The NLRP3 inflammasome: molecular activation and regulation to therapeutics

Abstract

NLRP3 (NOD-, LRR- and pyrin domain-containing protein 3) is an intracellular sensor that detects a broad range of microbial motifs, endogenous danger signals and environmental irritants, resulting in the formation and activation of the NLRP3 inflammasome. Assembly of the NLRP3 inflammasome leads to caspase 1-dependent release of the pro-inflammatory cytokines IL-1β and IL-18, as well as to gasdermin D-mediated pyroptotic cell death. Recent studies have revealed new regulators of the NLRP3 inflammasome, including new interacting or regulatory proteins, metabolic pathways and a regulatory mitochondrial hub. In this Review, we present the molecular, cell biological and biochemical bases of NLRP3 activation and regulation and describe how this mechanistic understanding is leading to potential therapeutics that target the NLRP3 inflammasome.

Figure 1 |. NLRP3 inflammasome priming and activation.

The signal 1 (priming, left) is provided by activation of cytokines or pathogen-associated molecular patterns (PAMPs), leading to the transcriptional upregulation of canonical and non-canonical NLRP3 inflammasome components. Signal 2 (activation; right) is provided by any of numerous PAMPs or damage-associated molecular patterns (DAMPs), such as particulates, crystals and ATP, that activate multiple upstream signaling events. These include K+ efflux, Ca+ flux, lysosomal disruption, mitochondrial reactive oxygen species (mtROS) production, the relocalization of cardiolipin to the outer mitochondrial membrane and the release of oxidized mtDNA (Ox-mtDNA), followed by Cl− efflux. RNA viruses activate NLRP3 (NOD-, LRR- and pyrin domain-containing protein 3) through mitochondrial antiviral signaling protein (MAVS) on the mitochondrial outer membrane. Formation of the inflammasome activates caspase 1, which in turn cleaves pro-IL-1β and pro-IL-18. Gasdermin D (GSDMD) is also cleaved and inserts into the membrane, forming pores and inducing pyroptosis. Upon detection of cytosolic lipopolysaccharide (LPS), caspases 4, 5 and 11 are activated and cleave GSDMD, triggering pyroptosis. CARD, caspase recruitment domain; CLIC, chloride intracellular channel protein; GlcNAc, N-acetylglucosamine; GSDMDNterm, GSDMD amino-terminal cell death domain; HK , hexokinase; IFNAR , IFNα/β receptor ; IL-1R1, IL-1 receptor type 1; LRR , leucine-rich repeat; MDP, muramyl dipeptide; NEK7 , NIMA-related kinase 7; NF-κB, nuclear factor-κB; P2X7 , P2X purinoceptor 7; PtdIns4P, phosphatidylinositol-4-phosphate; PYD, pyrin domain; ROS, reactive oxygen species; TLR , Toll-like receptor ; TNF, tumor necrosis factor ; TNFR , tumor necrosis factor receptor ; TWIK2, two-pore domain weak inwardly rectifying K+ channel 2.
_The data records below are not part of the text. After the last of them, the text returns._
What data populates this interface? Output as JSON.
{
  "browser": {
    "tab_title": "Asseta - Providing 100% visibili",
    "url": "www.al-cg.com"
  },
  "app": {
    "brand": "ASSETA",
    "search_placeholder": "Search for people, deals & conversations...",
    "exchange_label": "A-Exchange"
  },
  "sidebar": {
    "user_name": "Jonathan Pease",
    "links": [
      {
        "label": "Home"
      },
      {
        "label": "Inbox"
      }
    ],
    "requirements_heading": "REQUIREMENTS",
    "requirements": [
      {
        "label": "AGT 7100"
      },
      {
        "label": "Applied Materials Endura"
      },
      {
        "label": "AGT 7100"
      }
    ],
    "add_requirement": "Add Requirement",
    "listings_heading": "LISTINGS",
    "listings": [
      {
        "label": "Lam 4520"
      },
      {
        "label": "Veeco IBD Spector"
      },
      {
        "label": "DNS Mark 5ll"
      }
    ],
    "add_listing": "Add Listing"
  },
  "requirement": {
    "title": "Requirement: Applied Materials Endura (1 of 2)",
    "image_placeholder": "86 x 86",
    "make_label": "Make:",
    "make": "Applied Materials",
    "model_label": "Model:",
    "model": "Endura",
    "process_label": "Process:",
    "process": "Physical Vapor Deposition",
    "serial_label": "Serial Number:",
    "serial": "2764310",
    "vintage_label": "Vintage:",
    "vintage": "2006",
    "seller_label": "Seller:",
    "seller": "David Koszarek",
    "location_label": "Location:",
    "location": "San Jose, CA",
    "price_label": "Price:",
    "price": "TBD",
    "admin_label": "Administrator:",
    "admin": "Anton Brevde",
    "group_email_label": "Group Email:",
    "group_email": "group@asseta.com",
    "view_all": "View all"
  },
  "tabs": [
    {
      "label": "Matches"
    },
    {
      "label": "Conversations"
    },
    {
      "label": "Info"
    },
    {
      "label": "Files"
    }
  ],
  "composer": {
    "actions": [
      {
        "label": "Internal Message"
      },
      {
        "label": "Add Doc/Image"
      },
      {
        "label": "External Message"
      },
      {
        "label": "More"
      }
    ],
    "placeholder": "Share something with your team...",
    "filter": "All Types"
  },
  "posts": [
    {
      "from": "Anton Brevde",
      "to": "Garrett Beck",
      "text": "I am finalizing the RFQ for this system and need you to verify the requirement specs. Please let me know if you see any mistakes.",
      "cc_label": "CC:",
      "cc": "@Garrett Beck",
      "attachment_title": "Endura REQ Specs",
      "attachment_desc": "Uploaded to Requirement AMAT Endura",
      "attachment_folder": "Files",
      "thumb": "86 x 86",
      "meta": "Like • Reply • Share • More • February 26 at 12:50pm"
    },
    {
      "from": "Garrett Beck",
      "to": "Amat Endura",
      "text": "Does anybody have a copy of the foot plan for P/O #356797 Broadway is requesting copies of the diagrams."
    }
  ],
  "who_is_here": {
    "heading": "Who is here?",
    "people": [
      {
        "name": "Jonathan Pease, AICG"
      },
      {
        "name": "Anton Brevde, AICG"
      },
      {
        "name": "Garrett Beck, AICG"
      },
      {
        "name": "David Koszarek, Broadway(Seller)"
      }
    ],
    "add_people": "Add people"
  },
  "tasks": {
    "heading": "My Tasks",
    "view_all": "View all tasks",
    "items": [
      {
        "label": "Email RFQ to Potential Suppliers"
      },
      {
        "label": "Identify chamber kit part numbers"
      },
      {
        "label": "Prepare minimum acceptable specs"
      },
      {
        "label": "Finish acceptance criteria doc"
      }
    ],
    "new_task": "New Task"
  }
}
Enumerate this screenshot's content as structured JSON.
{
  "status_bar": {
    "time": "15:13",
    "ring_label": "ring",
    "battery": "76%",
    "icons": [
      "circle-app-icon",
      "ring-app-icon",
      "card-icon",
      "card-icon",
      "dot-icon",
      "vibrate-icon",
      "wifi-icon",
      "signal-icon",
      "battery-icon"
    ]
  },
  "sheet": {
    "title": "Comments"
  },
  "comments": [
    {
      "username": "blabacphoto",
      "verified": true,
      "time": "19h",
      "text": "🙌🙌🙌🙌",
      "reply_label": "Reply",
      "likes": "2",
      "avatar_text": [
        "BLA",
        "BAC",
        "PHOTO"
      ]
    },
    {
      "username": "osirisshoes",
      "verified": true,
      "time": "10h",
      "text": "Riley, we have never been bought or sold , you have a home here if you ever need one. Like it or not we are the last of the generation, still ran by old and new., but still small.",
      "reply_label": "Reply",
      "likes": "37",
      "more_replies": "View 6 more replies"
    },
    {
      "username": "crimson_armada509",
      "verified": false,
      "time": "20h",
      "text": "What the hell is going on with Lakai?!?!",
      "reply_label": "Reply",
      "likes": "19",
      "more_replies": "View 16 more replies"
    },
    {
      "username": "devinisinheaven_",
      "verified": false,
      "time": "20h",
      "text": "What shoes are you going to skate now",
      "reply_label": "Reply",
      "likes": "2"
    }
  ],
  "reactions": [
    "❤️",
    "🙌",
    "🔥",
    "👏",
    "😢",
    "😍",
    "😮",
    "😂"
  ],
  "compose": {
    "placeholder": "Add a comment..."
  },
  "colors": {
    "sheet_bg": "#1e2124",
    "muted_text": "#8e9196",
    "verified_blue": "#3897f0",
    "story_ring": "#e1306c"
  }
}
Figure 2 |. Post-transcriptional modifications of NLRP3.

NLRP3 is regulated by phosphorylation (P), ubiquitylation (Ub) and sumoylation (S). Activating regulatory modifications are listed on the left and those that inhibit NLRP3 activation are on the right. Amino acid residues in both human and mouse NLRP3 are listed for phosphorylation, whereas ubiquitylation and sumoylation refer only to the murine protein residues. PP2A, protein phosphatase 2A; JNK1, JUN N-terminal kinase 1; PKD, protein kinase D; BRCC3, BRCA1/BRCA2-containing complex subunit 3; PTPN22, tyrosine-protein phosphatase non-receptor type 22; MUL1, E3 SUMO-protein ligase MUL1; PKA, protein kinase A; ARIH2, E3 ubiquitin-protein ligase ARIH2; TRIM31, tripartite motif-containing protein 31; FBXL2, F-box/LRR-repeat protein 2; MARCH7, membrane-associated RING finger protein 7; PYD, pyrin domain; NACHT, NAIP, CIITA, HET-E and TP1 shared domain; LRR, leucine-rich repeat domain.